The next table compares the chainstay length of dirt jumpers and full-suspension bikes:
|Dirt Jumpers||Chainstay Length||Downhill bike||Chainstay Length|
|DMR Sect||390mm||Mondraker Summum||445-460mm|
|Scott Voltage YZ 0.1||380mm||YT Industries Tues 29||440mm|
|Marin Alcatraz||395mm||Commencal Supreme DH||439mm|
|Commencal Absolut Dirt||390mm||Canyon Sender CFR||435-445mm|
|Santa Cruz Jackal||387.4mm||Scott Gambler 900 Tuned||435-450mm|
|Canyon Stitched 720 Pro||397mm||Yeti – SB 165||433mm|
Conclusion: The chainstays of full-suspension bikes are notably longer than those of dedicated dirt jumpers. As a result, it’s more difficult to lift the front and rear wheel of full-suspension bikes during jumps.
The Benefits of Using a Full-suspension Bike For Jumps
- More Forgiving Landings
The main benefit of full-suspension bikes is that they’re more forgiving when riding on diverse terrain and landing.
The rear shock compresses upon meeting an irregularity and keeps the rear wheel planted.

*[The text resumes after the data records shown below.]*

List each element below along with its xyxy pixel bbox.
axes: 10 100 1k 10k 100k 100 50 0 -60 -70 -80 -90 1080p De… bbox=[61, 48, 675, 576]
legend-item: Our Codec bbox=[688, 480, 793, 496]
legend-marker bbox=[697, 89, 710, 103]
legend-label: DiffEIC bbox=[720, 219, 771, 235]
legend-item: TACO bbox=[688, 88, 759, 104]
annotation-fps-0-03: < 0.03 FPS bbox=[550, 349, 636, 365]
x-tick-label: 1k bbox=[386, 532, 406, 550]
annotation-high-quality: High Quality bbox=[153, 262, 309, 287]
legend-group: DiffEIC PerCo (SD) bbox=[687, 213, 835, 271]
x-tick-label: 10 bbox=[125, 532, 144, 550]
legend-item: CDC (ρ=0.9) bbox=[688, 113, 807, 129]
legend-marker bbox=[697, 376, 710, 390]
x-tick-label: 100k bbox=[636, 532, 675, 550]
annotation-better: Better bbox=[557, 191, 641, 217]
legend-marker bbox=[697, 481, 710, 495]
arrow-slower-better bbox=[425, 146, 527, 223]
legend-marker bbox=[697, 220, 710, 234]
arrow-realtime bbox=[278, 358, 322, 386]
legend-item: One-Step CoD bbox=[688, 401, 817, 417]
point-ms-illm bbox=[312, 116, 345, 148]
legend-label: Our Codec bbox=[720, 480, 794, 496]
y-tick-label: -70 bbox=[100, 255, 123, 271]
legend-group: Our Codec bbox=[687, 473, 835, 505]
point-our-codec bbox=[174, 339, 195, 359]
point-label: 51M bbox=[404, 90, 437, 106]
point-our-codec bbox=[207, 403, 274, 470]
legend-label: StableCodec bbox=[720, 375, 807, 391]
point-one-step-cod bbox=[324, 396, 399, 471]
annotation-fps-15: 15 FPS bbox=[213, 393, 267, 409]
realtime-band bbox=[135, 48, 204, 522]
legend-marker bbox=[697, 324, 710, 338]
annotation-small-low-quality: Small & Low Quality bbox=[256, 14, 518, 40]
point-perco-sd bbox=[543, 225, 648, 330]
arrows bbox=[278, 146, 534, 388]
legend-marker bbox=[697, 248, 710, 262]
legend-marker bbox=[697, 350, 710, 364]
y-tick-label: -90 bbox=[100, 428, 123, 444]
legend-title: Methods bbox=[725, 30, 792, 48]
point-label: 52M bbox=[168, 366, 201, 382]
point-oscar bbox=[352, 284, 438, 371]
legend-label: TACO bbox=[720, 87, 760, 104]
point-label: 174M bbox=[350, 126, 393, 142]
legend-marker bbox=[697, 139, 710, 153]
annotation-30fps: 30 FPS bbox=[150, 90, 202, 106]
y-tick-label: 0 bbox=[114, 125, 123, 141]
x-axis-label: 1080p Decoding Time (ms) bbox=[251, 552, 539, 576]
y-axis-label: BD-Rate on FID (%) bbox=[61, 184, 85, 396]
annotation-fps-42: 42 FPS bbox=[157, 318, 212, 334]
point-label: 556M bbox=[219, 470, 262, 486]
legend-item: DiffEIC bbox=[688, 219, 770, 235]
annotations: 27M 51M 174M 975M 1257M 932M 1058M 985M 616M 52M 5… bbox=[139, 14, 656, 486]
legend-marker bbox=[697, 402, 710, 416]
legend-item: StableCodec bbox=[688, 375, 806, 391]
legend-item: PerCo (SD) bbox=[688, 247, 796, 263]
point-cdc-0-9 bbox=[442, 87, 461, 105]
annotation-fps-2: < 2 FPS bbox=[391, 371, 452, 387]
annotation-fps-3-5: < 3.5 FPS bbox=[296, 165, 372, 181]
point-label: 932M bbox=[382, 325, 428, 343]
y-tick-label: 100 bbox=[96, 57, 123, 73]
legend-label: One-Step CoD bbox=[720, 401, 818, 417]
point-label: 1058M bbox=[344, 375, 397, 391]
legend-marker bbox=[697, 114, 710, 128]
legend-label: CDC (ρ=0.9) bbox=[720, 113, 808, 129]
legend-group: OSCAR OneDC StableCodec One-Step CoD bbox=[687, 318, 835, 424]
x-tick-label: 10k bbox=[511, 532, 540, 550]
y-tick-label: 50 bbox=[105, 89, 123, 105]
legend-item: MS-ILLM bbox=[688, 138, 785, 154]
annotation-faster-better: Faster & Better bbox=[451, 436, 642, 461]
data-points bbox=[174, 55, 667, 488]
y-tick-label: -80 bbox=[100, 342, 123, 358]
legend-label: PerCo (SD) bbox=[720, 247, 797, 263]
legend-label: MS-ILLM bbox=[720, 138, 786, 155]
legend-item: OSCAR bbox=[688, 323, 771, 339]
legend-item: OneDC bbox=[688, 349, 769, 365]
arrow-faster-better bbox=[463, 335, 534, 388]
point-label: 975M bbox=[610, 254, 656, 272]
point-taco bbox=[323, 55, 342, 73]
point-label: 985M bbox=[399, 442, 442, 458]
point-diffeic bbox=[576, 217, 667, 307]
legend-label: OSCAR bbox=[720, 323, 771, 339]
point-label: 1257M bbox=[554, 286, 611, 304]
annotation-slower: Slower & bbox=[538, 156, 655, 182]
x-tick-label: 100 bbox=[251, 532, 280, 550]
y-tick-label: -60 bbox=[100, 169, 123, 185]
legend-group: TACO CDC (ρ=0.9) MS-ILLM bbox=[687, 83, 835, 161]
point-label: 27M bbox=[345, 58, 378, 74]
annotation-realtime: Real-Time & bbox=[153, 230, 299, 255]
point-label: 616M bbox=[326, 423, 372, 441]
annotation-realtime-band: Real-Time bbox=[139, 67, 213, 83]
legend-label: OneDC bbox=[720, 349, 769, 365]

Conversely, the rear ends of rigid bikes bounce around since there’s nothing beside the tire to absorb a hit.
Having said that, this benefit of full-suspension bikes isn’t enough to negate all the negatives.
Hence why dedicated jump bikes will continue to come in a hardtail format.
Summary: What You Need To Know
Full-suspension MTBs are not optimal for jumps because:
- The rear suspension could push the bike in an unpredictable direction when jumping.
- Full-suspension bikes are notably heavier than hardtails and dirt jumpers.
- Full-suspension bikes have longer chainstays which make it more difficult to lift the front and rear wheel.
- The head tube angle of full-suspension bikes is slack and hurts maneuverability.
- Full-suspension bikes accelerate slowly and make it more difficult to hit a series of jumps with sufficient speed.
- The wheels of full suspension bikes are larger than the 26″ models that we find on dirt jumpers. This hurts the bike’s acceleration and maneuverability.
A full-suspension bike may be imperfect for jumps, but it can still be used for that task if one is sensible and aware of the bike’s limitations. That said, nothing beats a dirt jumper for jumping.